Battleship Review

Battleship
When mankind beams a radio signal into space, a reply comes from “Planet G”, in the form of alien crafts that splash down in the waters off Hawaii. It’s down to sailor Alex Hopper (Taylor Kitsch) and his crew to man up and prevent an all-out invasion of Earth.

by Nick de Semlyen |
Published on
Release Date:

11 Apr 2012

Running Time:

131 minutes

Certificate:

12A

Original Title:

Battleship

Battleship is an event movie so lunkheaded - both in concept and execution - that it’s hard not to suspect director Peter Berg of playing a prank. The people putting Earth in peril are scientists (boo!), whose attempts to probe the solar system draw the attention of a fleet of vicious, snake-eyed space-trolls. The people saving the day are the US military (hoo-rah!), portrayed with so many adoring shots of gleaming hardware that even Michael Bay might blanch. From the first-act face-off between the Navy fleet and a towering UFO, where the humans appear to shoot first, to an ultra-slo-mo torpedo-loading sequence soundtracked by excruciating cock rock, Battleship seems geared squarely towards gun-toting rednecks. Is Berg, the intelligent filmmaker behind Friday Night Lights and The Kingdom, a Michael Mann protégé no less, daring to spoof the blockbuster?

Evidence, sadly, indicates that both he and his film are in earnest. Despite glimmers of humour early on, as Taylor Kitsch’s rebellious no-hoper raids a convenience store to get a hot girl (Brooklyn Decker) a burrito, once he cuts his hair and ships up Battleship changes course, becoming an effects extravaganza scrubbed clean of personality. The fact that the actual US Navy were involved in production, not only loaning vessels but providing sailors as extras, may be partly to blame; there’s not a single human character who’s anything less than heroic.
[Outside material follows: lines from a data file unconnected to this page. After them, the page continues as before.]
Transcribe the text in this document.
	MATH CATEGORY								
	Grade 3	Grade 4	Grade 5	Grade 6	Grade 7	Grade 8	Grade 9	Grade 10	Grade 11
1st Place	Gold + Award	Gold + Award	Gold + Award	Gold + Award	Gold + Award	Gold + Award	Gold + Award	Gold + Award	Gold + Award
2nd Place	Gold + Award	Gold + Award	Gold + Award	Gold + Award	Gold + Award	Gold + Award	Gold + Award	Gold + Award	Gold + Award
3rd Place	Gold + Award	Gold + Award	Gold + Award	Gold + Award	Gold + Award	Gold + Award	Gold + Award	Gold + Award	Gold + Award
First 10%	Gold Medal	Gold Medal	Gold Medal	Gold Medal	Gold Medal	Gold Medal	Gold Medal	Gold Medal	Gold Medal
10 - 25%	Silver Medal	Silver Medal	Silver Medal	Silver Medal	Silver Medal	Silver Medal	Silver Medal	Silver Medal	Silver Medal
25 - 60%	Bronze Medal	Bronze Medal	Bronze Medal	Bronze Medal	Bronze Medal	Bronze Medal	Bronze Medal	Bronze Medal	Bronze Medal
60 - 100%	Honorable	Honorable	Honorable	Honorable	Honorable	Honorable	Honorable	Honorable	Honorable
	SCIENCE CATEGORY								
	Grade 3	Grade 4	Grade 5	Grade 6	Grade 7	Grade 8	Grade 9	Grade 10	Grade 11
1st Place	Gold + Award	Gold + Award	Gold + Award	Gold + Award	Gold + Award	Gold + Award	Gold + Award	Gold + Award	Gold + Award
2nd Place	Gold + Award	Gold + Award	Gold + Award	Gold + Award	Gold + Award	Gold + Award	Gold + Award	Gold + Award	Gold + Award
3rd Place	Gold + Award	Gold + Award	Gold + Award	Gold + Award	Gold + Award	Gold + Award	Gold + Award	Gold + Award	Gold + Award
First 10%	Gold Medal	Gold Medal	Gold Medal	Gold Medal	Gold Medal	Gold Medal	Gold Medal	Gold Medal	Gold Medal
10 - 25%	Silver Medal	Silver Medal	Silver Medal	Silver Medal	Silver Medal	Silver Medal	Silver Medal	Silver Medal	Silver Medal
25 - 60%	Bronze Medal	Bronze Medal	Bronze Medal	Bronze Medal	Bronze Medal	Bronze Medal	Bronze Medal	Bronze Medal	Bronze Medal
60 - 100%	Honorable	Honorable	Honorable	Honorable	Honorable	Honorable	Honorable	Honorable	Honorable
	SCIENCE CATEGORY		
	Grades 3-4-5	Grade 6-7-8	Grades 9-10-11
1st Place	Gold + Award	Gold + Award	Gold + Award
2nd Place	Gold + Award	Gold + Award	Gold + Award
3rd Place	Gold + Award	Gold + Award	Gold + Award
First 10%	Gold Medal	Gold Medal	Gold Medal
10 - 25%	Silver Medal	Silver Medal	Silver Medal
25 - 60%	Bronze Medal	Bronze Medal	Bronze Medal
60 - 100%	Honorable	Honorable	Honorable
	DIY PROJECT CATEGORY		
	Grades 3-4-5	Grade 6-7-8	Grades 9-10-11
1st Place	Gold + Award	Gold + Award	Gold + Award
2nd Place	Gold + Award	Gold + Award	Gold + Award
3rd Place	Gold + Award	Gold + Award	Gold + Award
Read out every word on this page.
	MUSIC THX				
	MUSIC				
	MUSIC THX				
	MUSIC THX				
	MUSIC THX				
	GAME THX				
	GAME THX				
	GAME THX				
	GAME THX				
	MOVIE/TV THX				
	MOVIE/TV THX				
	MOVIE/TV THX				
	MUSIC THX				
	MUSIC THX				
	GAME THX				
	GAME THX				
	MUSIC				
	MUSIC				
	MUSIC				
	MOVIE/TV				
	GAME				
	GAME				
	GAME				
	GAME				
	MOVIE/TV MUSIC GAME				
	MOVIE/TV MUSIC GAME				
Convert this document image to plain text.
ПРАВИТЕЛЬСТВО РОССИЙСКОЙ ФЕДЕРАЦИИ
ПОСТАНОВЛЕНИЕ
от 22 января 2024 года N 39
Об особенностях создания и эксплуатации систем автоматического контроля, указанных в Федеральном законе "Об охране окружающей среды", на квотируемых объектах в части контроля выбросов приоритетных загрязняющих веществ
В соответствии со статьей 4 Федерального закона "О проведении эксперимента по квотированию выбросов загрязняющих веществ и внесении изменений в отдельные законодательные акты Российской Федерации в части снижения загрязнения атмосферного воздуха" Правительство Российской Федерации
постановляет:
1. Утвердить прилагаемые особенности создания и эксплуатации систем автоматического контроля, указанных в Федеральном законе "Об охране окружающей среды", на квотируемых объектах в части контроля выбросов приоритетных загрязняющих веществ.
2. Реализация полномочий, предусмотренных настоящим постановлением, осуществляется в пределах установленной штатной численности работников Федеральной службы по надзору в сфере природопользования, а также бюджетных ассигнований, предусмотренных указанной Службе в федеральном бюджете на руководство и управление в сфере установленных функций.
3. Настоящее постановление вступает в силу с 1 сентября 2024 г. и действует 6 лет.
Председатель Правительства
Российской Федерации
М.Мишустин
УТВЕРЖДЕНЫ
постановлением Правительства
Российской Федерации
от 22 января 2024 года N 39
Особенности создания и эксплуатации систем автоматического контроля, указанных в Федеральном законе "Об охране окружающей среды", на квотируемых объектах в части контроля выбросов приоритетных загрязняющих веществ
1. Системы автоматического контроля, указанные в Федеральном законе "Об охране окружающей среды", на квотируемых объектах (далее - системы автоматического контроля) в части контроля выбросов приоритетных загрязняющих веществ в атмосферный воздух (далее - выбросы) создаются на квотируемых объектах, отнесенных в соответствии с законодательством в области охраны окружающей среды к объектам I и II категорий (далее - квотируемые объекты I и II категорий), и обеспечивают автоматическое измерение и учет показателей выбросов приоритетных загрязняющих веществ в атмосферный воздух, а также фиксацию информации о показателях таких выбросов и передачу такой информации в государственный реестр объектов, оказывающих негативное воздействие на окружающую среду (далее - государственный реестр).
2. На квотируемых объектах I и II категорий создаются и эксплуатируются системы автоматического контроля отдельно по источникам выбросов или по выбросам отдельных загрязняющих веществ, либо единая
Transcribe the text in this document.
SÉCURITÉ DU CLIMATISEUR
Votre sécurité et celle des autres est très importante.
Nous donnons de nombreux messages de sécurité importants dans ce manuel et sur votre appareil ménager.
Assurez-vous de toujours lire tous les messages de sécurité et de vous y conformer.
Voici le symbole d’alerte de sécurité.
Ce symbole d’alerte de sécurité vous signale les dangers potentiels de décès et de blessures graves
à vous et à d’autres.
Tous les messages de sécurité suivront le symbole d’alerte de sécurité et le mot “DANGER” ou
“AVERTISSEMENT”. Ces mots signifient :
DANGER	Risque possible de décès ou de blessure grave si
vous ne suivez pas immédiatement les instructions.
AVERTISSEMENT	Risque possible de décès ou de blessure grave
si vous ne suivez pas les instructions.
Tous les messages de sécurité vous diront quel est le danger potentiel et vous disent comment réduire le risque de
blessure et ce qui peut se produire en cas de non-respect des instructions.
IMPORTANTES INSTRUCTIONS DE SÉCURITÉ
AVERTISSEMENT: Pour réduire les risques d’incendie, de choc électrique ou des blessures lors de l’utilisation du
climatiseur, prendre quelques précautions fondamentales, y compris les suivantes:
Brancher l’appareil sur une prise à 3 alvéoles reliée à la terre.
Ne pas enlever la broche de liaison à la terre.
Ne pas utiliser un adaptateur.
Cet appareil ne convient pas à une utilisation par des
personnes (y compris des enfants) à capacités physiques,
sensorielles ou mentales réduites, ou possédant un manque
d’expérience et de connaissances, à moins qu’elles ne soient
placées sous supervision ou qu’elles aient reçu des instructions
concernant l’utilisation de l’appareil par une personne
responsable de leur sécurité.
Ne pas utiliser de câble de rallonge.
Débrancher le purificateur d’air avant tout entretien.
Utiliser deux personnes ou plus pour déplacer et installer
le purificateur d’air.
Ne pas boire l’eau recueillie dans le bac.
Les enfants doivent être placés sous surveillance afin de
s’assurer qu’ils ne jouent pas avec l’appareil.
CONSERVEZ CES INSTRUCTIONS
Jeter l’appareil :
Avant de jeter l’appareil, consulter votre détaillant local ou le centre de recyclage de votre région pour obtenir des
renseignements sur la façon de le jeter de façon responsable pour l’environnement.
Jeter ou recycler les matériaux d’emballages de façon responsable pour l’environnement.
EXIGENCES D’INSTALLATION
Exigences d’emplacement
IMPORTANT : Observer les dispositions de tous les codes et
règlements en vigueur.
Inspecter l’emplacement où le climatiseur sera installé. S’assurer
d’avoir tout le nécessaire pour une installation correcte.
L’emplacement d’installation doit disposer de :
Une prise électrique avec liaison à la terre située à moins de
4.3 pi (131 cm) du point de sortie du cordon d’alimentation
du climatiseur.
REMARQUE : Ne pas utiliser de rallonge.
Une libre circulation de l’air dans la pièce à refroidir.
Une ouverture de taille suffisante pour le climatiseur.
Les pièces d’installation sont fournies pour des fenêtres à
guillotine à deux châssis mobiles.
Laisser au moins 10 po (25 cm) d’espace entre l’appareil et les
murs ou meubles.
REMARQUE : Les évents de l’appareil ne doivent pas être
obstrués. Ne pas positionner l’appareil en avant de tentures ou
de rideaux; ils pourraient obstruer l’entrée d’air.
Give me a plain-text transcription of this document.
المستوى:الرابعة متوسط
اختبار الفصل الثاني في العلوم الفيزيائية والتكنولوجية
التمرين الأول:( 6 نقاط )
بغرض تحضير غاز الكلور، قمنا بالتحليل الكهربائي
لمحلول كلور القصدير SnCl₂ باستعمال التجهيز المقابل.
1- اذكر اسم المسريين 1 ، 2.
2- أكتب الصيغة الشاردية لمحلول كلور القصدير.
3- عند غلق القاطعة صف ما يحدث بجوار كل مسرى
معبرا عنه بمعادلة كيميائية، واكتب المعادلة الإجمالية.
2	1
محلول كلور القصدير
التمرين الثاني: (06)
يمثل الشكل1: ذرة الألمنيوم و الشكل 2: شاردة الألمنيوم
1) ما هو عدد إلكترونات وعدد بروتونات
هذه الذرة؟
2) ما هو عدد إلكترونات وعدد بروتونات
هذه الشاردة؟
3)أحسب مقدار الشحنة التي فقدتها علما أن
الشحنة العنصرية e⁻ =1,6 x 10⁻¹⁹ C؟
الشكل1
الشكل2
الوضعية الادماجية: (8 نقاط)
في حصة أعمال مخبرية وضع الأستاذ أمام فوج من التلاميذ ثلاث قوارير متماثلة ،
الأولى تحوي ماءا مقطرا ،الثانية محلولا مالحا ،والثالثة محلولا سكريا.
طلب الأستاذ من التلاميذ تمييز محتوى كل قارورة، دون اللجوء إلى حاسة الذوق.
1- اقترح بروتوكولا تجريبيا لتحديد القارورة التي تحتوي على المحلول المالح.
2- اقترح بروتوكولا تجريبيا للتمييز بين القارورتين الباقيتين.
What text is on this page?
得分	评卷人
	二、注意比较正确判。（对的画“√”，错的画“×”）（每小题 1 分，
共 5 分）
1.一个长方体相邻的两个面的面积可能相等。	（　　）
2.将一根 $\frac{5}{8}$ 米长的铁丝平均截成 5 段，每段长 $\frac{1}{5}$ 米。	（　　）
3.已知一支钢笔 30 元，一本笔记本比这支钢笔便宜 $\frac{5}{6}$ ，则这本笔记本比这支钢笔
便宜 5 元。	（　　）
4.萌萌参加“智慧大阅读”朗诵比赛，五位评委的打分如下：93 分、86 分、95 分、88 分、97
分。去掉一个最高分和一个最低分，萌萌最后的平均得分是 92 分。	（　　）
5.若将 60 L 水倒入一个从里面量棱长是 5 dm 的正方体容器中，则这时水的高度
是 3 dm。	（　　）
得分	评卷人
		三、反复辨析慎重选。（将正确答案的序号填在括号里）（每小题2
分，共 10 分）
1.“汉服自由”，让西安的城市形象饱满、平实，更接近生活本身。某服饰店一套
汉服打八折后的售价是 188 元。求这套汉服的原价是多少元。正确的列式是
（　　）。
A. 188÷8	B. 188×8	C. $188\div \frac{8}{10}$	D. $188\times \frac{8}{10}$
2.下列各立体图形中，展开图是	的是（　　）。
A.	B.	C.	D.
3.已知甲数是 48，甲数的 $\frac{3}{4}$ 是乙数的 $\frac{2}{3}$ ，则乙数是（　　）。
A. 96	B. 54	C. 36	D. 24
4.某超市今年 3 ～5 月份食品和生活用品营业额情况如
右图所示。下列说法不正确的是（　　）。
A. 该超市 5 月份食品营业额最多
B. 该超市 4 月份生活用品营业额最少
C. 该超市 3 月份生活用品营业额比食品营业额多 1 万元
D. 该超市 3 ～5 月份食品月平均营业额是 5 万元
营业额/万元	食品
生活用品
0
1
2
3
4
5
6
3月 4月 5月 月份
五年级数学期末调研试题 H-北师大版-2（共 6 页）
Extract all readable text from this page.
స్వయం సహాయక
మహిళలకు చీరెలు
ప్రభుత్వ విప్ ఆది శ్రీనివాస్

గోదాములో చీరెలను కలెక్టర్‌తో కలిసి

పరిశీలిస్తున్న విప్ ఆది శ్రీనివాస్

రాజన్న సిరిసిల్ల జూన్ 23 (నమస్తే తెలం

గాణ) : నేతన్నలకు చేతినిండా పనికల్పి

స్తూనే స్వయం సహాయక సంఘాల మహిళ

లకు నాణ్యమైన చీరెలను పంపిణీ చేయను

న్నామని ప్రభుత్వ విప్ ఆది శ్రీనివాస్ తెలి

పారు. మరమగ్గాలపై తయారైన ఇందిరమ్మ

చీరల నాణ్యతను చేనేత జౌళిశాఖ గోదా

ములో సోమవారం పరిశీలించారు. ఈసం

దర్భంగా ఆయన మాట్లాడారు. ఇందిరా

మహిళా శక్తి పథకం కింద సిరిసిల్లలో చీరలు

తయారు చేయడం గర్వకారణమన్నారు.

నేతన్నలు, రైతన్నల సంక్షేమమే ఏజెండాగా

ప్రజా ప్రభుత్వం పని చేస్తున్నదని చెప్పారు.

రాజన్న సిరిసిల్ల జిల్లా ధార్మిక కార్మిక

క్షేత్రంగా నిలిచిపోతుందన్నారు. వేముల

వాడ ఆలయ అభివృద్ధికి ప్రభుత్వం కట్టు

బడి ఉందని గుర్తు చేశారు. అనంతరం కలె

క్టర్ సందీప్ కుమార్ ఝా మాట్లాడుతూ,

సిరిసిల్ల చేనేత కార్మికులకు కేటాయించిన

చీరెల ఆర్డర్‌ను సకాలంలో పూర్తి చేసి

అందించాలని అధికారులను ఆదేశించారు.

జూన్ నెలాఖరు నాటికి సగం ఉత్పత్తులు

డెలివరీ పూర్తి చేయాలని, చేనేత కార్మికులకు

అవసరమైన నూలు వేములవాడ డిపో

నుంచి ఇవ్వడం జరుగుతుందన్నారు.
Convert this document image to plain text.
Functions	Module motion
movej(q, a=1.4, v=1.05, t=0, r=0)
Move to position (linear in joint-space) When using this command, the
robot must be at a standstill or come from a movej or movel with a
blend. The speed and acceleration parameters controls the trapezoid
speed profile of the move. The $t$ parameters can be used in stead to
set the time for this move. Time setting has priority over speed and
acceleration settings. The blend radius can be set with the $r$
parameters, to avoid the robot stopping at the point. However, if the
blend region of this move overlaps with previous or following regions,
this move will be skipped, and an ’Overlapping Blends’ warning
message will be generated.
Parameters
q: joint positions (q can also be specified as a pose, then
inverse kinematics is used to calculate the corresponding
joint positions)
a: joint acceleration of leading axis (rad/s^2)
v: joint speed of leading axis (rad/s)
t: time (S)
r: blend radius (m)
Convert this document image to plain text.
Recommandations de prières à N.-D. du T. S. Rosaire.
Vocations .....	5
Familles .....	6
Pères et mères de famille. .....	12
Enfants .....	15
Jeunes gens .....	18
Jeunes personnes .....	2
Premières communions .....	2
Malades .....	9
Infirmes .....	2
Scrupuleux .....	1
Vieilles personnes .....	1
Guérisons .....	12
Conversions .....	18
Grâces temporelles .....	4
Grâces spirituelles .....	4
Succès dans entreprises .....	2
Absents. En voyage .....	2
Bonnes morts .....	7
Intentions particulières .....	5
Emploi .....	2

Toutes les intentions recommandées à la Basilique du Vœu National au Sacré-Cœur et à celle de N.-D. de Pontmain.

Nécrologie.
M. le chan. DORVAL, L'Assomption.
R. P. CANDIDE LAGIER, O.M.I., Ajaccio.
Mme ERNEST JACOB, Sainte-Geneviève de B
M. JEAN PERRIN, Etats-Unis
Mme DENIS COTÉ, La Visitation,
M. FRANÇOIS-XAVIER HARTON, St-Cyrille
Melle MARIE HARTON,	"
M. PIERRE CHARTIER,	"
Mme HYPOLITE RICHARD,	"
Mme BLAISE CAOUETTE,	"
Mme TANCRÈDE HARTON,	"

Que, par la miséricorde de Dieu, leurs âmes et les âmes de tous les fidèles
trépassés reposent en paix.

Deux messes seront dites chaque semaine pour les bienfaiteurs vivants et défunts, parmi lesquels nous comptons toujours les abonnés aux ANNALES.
The Japanese captain who teams up with the Yanks, thus making up for Pearl Harbor; the gutsy veteran with metal legs; Liam Neeson’s gruff Admiral; Rihanna’s gunner, who barely gets anything to do except yell, “Boom!” — all are about as memorable as sea-foam.

Which leaves the baddies. As insane as it sounds, Battleship could see you yearning for the character development of Transformers. The CG aliens here have no personality (beyond their curious ginger beards) and no clear goals, despite frequent Terminator-style POV shots. The action, meanwhile, is both small in scale — while Berg avoids Bay’s coarser tendencies, he also fails to deliver many memorable money shots — and disappointingly samey. The camera lingers so long on slowly turning destroyers, even a seagull would check its watch.

You have to admire Berg (or possibly the visionary suits at Hasbro) for jumping through hoops to engineer a sequence that replicates the board game this film, preposterously, is based on. But it’s a touch of silliness that’s sorely missing elsewhere. At one point, a character barks, “Let’s see if we can buy the world another day!”, to which his companion retorts, “Who talks like that?” The answer, in Battleship, is everyone.